The regular legislative session has ended, and one of its greatest accomplishments was a unanimously passed bill barring local municipalities from banning natural gas connections. Act 46 is crucial for Louisiana’s economic recovery and growth.

While domestic natural gas has helped power America’s energy revolution and provides clean, low-cost energy to millions, some cities, towns, and counties in California and New York have enacted shortsighted bands on natural gas connections. Fortunately, Louisiana has followed the lead of Arizona, Oklahoma and Tennessee to ensure municipalities do not do the same here.

Thanks in large part to hard-working people in Louisiana, America has surpassed Russia and Saudi Arabia to become the world’s top producer of natural gas and oil; we have helped to position our country to become a net energy exporter. According to the nonprofit Empowerment Alliance, as a result of the abundance of clean natural gas, natural gas powers over 30% of America’s energy needs and we have reduced our energy trade deficit by 87%. Because of natural gas, America is well on its way to energy independence — a boon for our national and economic security.

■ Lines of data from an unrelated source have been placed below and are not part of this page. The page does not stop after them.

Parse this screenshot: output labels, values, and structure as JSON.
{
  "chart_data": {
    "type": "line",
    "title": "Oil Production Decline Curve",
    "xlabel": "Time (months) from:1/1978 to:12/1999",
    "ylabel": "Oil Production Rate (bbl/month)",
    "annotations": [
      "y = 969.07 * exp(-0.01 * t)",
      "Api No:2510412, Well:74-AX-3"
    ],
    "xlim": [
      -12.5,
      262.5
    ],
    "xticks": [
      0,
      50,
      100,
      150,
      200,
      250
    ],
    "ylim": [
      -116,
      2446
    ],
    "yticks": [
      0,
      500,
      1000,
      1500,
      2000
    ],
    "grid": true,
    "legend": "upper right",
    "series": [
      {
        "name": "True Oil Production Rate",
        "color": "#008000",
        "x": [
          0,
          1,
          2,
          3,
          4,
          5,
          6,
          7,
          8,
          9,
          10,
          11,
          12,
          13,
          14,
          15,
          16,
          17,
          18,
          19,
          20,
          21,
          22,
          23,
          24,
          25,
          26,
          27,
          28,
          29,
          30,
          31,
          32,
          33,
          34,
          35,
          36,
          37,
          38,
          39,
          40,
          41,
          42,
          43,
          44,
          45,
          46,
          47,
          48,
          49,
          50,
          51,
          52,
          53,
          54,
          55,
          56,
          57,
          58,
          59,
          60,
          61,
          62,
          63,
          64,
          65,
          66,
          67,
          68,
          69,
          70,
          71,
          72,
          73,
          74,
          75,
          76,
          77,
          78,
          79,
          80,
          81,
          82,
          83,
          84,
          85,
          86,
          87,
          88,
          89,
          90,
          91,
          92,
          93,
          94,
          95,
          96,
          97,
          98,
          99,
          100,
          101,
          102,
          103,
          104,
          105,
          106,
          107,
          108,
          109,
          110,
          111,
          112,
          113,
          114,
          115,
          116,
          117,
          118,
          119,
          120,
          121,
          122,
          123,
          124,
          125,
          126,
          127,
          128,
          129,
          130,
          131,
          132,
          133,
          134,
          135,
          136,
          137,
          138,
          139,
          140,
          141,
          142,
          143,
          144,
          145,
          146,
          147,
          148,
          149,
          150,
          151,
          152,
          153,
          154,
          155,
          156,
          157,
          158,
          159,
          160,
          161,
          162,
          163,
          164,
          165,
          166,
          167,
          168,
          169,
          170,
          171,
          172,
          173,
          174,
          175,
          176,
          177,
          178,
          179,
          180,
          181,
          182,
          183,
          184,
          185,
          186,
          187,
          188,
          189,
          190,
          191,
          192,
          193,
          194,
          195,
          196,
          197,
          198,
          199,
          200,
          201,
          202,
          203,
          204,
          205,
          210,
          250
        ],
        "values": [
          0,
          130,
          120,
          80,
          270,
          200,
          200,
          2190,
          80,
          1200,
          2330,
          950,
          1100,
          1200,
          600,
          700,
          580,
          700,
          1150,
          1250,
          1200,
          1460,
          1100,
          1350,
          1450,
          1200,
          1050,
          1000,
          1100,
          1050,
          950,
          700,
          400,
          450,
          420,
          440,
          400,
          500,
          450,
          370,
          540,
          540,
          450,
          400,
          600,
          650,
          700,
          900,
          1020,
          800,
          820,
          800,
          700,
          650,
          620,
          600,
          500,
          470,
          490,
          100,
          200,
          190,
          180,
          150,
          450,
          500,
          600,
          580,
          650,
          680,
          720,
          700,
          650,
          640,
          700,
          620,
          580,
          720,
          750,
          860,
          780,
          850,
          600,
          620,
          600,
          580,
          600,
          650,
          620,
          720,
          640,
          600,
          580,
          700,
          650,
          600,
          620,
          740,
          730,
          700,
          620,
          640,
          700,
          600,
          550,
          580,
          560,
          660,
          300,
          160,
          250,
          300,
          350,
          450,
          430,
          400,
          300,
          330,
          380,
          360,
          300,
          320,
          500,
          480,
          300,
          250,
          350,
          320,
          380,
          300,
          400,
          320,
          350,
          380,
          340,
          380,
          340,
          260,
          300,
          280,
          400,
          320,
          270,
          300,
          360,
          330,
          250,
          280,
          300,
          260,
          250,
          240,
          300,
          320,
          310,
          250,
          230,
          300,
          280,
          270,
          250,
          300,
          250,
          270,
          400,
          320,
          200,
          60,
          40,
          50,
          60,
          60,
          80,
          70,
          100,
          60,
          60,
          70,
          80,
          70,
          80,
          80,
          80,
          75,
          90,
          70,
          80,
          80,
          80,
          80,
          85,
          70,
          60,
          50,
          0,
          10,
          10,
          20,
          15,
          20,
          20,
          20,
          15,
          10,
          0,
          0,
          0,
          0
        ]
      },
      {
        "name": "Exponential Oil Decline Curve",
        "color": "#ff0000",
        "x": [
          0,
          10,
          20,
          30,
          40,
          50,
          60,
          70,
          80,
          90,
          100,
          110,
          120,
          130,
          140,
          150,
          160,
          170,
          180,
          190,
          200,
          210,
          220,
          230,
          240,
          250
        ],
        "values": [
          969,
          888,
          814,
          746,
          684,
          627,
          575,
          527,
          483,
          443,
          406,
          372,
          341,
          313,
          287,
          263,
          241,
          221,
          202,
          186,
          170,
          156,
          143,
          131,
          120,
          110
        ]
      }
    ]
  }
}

Data at home is more striking. In 2018, the most current available data, nearly 1 million Louisiana residences and businesses relied on natural gas and nearly 33% of our homes used natural gas for their heating needs. Moreover, a whopping 69% used natural gas for electricity — the fifth-highest rate in the country.

The low-cost nature of natural gas is most critical for our working poor and low-income families. Households that use natural gas for heating, cooking and other utilities pay an average of $879 less per year compared to homes using electricity. In Louisiana, where nearly 20% of our people live below the poverty line, such savings can have a dramatic and life-changing impact.

What’s more, because it is a clean alternative to oil and coal and a far more efficient option than renewables like wind and solar, natural gas is contributing to cleaner air in Louisiana and across our country. The U.S. is enjoying its best air quality in the last half-century due in part to the rise of natural gas. Louisiana has experienced similar results on a smaller scale: From 2007 to 2017, carbon emissions fell by nearly 5%.

I applaud our lawmakers for prioritizing this critical legislation. By acting to protect consumers from natural gas bans, all levels of state government have done a great service for Louisiana’s residents.